Efforts to devise some method of preventing this ascending infection were made, and after considerable experimentation with various ingenious methods of ureter suturing, all of which proved useless, Tuffier in 1890 advised the preservation of the normal ureteral orifices in making the anastomosis, thereby preventing ascending infection. In 1894 Maydl, by successfully suturing the entire trigonum with the ureters attached into the sigmoid flexure of the colon, carried Tuffier's idea into effect and thereby placed the operation upon a sound basis. To this operation Peterson in 1901 gave the name ureterotrigonointestinal anastomosis.

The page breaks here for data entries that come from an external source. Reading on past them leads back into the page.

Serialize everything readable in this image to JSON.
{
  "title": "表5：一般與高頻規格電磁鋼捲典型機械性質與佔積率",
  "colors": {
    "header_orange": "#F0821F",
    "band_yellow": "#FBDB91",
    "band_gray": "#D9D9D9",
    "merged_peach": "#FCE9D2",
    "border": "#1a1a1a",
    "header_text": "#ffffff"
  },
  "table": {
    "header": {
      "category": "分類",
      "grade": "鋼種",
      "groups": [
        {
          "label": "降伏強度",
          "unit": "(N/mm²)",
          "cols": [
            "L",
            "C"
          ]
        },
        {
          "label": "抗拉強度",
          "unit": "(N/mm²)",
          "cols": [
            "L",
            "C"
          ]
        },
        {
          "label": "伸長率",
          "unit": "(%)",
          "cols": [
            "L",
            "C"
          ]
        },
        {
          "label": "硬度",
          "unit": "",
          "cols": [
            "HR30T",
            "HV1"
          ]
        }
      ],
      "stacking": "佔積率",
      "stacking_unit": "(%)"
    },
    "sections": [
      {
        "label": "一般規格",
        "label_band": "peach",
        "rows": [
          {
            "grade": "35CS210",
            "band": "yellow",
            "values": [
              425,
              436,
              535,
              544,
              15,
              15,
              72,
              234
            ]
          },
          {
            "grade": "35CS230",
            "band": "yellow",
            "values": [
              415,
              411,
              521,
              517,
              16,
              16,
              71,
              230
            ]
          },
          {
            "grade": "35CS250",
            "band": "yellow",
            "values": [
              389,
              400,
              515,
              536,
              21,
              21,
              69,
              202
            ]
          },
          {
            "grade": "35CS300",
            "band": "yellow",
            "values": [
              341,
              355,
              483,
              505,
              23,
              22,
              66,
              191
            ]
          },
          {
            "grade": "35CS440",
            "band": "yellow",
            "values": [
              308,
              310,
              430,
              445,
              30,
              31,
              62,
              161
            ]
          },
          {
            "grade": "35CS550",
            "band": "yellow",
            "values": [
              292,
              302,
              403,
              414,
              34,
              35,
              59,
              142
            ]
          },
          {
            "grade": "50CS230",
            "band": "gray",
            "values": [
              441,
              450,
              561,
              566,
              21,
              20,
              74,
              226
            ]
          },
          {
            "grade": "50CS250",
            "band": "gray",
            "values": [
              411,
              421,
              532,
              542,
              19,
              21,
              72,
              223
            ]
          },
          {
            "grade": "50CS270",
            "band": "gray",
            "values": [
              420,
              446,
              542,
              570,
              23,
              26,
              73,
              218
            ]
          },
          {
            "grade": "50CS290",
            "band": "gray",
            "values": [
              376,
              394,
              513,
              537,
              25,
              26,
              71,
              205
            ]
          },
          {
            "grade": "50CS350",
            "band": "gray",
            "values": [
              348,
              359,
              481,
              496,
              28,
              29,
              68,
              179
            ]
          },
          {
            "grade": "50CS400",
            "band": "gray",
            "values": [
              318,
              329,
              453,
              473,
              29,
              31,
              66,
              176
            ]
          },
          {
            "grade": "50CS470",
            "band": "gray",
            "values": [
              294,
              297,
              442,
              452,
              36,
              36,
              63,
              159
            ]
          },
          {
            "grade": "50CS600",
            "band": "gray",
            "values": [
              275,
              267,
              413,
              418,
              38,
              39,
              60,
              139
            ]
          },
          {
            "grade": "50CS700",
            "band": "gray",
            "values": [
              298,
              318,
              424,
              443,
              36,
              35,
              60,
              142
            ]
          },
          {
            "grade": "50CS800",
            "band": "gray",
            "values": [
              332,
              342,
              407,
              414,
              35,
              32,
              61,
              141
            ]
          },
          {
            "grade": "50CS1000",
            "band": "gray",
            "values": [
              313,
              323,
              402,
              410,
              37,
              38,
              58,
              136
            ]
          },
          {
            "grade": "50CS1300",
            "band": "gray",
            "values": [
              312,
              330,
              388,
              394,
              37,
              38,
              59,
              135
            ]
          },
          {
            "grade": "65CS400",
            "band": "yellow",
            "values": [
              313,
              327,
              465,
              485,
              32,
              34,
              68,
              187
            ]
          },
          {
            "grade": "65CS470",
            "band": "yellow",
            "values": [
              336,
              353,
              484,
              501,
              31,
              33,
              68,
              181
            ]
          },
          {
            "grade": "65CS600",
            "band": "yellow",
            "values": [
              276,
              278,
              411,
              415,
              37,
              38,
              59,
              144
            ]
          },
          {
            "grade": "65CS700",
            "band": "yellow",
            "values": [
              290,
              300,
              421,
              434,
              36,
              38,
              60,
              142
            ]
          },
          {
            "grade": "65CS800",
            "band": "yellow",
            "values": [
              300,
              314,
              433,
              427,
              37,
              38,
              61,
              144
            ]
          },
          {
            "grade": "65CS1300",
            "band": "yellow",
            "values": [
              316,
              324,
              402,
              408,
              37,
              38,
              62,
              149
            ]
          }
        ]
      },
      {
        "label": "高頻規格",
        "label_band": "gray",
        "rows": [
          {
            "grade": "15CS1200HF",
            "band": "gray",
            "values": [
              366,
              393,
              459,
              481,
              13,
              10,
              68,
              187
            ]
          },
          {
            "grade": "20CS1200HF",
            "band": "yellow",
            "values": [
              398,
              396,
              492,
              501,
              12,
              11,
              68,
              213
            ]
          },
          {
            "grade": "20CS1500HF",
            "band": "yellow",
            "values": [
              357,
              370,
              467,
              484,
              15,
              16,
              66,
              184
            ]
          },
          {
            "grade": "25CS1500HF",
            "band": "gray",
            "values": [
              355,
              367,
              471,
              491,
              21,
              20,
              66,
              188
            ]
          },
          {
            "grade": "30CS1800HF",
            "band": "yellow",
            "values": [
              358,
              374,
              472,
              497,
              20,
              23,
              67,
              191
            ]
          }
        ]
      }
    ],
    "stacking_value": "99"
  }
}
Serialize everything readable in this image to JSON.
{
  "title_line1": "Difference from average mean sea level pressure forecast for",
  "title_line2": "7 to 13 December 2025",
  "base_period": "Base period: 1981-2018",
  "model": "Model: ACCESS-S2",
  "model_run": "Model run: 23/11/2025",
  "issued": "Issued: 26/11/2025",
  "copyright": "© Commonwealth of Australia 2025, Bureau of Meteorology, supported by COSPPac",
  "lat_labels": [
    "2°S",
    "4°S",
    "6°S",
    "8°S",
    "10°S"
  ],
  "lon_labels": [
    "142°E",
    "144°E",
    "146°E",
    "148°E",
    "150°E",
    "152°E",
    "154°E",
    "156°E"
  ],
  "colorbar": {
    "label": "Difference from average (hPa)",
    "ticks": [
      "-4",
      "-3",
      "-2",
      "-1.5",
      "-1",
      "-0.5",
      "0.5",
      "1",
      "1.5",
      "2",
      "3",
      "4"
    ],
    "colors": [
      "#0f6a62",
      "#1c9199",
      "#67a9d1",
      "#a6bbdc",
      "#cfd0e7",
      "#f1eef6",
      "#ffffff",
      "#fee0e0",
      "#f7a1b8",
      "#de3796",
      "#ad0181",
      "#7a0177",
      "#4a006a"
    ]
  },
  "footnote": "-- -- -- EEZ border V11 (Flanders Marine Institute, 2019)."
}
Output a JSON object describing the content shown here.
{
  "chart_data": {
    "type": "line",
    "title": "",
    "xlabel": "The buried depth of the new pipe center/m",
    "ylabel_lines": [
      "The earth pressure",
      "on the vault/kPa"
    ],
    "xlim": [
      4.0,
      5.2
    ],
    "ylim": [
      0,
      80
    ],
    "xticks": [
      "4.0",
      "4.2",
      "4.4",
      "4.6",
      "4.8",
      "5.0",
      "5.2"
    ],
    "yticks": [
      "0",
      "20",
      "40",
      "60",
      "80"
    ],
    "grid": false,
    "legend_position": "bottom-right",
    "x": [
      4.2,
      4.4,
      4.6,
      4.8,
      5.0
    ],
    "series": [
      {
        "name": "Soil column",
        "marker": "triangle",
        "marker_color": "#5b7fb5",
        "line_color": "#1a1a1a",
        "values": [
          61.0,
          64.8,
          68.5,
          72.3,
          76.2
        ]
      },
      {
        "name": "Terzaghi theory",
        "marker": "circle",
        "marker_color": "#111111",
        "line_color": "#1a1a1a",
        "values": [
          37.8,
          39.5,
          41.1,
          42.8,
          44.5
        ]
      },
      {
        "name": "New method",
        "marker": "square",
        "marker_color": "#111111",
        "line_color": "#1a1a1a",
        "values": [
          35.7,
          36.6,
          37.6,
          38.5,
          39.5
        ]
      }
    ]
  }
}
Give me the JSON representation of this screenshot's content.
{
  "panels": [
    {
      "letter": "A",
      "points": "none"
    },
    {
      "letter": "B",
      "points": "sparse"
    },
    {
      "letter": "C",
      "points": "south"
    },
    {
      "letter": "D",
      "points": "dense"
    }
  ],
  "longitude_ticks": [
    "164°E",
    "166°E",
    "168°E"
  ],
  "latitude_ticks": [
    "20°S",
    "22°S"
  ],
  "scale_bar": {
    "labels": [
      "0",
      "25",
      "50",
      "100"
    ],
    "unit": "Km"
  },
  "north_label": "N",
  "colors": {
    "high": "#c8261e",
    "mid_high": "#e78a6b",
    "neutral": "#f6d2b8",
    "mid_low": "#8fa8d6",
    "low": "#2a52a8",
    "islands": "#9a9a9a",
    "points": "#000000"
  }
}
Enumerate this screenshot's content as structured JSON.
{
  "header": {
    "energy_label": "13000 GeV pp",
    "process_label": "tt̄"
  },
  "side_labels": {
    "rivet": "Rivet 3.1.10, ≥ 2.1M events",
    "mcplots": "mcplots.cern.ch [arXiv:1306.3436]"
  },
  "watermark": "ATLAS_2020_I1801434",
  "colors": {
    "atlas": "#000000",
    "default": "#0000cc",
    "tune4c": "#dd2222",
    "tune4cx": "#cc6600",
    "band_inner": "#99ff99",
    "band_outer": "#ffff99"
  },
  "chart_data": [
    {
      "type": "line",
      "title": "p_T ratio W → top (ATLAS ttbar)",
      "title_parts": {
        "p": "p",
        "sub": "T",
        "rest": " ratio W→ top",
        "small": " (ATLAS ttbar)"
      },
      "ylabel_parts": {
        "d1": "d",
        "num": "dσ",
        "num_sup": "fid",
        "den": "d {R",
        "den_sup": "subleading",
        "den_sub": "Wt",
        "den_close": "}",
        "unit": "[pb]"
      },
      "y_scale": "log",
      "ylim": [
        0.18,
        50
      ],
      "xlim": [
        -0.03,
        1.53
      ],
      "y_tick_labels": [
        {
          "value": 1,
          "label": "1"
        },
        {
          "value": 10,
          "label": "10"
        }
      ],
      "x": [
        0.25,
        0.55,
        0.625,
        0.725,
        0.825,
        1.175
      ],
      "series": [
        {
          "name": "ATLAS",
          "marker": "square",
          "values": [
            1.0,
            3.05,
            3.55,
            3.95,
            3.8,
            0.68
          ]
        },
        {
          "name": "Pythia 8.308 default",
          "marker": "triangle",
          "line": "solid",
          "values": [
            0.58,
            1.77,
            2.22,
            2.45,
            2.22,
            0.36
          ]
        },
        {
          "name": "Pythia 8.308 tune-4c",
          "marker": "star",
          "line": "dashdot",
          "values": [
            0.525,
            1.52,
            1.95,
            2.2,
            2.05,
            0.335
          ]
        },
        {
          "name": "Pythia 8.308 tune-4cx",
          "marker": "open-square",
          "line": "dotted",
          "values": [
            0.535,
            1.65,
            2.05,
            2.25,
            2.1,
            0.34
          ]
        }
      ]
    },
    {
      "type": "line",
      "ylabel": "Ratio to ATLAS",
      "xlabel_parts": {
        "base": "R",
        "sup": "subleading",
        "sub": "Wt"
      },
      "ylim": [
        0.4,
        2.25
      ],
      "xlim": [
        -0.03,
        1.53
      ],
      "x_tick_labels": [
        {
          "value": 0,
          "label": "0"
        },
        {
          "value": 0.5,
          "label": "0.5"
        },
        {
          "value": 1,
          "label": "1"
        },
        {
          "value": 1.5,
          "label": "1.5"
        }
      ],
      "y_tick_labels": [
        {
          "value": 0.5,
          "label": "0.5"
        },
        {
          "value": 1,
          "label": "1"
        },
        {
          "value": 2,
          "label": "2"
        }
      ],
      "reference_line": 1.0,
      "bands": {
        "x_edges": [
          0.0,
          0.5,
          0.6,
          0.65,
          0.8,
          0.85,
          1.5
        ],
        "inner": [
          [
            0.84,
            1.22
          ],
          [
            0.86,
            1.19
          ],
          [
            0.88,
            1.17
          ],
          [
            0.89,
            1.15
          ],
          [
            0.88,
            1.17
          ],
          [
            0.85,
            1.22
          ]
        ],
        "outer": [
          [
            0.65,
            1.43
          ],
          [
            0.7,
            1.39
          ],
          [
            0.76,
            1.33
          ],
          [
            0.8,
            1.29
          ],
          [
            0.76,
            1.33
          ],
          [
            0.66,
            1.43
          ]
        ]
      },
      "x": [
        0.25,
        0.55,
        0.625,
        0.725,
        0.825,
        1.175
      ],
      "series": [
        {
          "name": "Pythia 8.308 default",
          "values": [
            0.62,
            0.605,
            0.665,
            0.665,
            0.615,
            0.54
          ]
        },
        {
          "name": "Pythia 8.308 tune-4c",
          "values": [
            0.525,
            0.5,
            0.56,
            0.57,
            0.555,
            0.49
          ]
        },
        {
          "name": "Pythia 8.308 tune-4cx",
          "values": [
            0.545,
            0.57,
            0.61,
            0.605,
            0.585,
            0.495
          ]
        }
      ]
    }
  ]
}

It is of interest in this connection to state that the ureters have also been implanted into other structures of the body after injury. They have been implanted into the skin, urethra, vagina, all of which, from the standpoint of infection are less dangerous, but from the inconveniences they produce, are incomplete operations at best, and are not to be recommended.

The operations from urinary and intestinal anastomosis may be divided into (I) ureterointestinal anastomosis; (II) ureterotrigonointestinal anastomosis; (III) vesicorectal anastomosis.

I. URETEROINTESTINAL ANASTOMOSIS

The earlier operations of ureteral implantation were all of this kind. It consisted in the endeavor to implant the ureters into the intestine anywhere in their course between the kidneys and bladder.